First, the trill that is made with the lips will always have something weak, timid which contrast, often in a shocking manner, with the style of the piece in which it is used.  Next it is often quivering, because, in my opinion, the lips are powerless to act with the extreme vivacity that is demanded.  Finally the movement (one could almost say convulsion) of the lips, a sort of nervous contraction, makes the face grimace and tests the chin with a disagreeable trembling which can react [badly?] on the left hand.

It is on the contrary the tongue, and the tongue alone that is able to do the work to produce the trill; it’s movements are still more rapid staying concentratingly  in the mouth with no exterior evidence: the trill, made thus, has the advantage of being at the same time flowing with more balance between the beats with more speed,  above all between the sharp notes.

THE MANNER IN WHICH TO PERFORM TRILLS

The trill is not easily made with the same facility on all notes of the scale, it will be necessary at first to work on the open notes which are more favourable to this ornament than the stopped notes.

The tongue will emit with softness the first note, as in an ordinary tongued note; then to more easily alternate between the lower note to the upper note, the tongue will lightly beat the internal edge of the lips, whilst strongly supporting the breath; these beats must be, so to speak, undulating, [the tongue] must in a way never strike a blow.

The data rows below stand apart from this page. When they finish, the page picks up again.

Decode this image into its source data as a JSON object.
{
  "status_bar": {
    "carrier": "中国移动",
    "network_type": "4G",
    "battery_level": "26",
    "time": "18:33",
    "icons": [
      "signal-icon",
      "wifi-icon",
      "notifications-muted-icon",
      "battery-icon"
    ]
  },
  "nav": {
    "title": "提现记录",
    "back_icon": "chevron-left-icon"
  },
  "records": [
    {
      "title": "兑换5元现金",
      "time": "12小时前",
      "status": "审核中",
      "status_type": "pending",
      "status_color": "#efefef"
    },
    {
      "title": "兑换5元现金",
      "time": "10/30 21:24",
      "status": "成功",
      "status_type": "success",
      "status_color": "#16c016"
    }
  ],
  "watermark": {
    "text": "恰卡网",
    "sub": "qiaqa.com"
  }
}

It is easy to make an exact idea of the mechanical play of the tongue in the trills: after hitting each note, the tongue carries itself forward, and comes, as I said, more high, it brushes the internal edge of the lips, then withdraws onto itself in a retroactive movement, and so on until the breath expires.  This goes and comes continually (if I am able to thus express myself),  the two notes flow closely together, and produce the trill.

It is necessary above all to give the same value to each of the two notes, to flow between them equally without jerking, and to accelerate the beating progressively until one succeeds in making quickly moving trills.  It is only by constant work and stubbornness that one will succeed in obtaining the speed and equality in the beating of the notes, and consequently return to master the trill.

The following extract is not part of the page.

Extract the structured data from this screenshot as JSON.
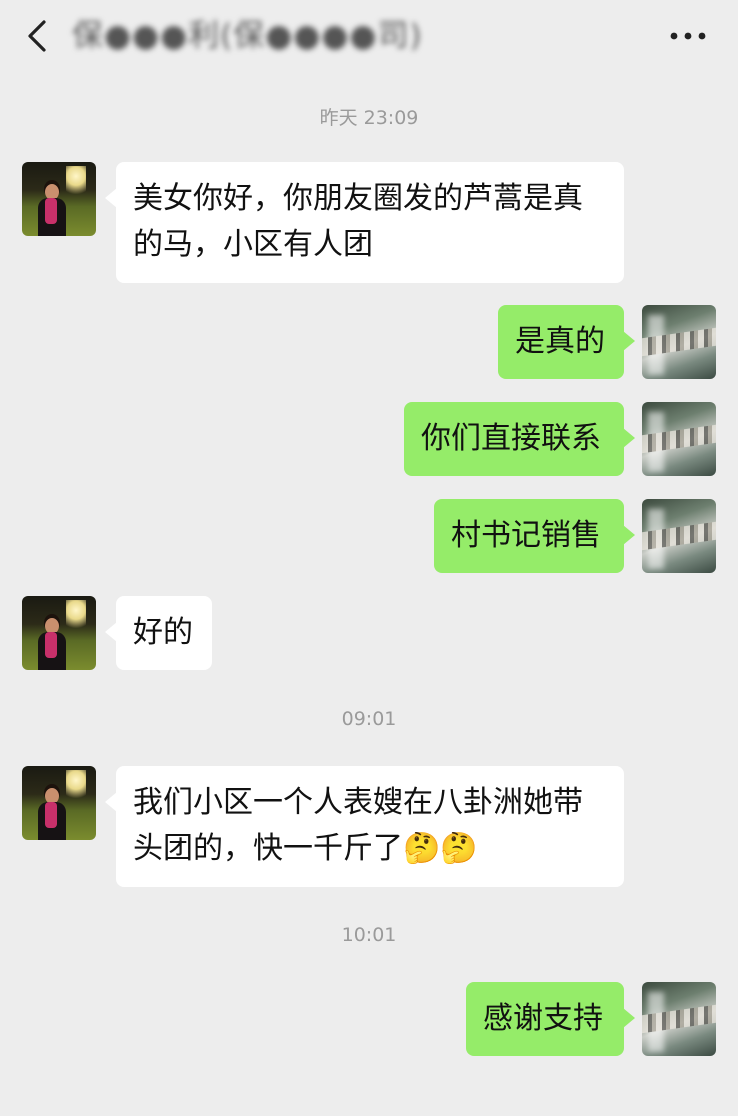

Before beginning the following examples, the student must take care to breathe as much air as possible, in order to play them in a single breath; and he will not loose sight of making also the slurs which must be held onto as much as possible and their separation which has been marked with some effort.


[1] I give his only part of the trill and the manner in which it is made.  An explanation of the preparation and the termination are to be found with the musical ornaments that you can see on page 76.
[2] The term Cadence is used in music to show the end of a phrases or a momentary pause.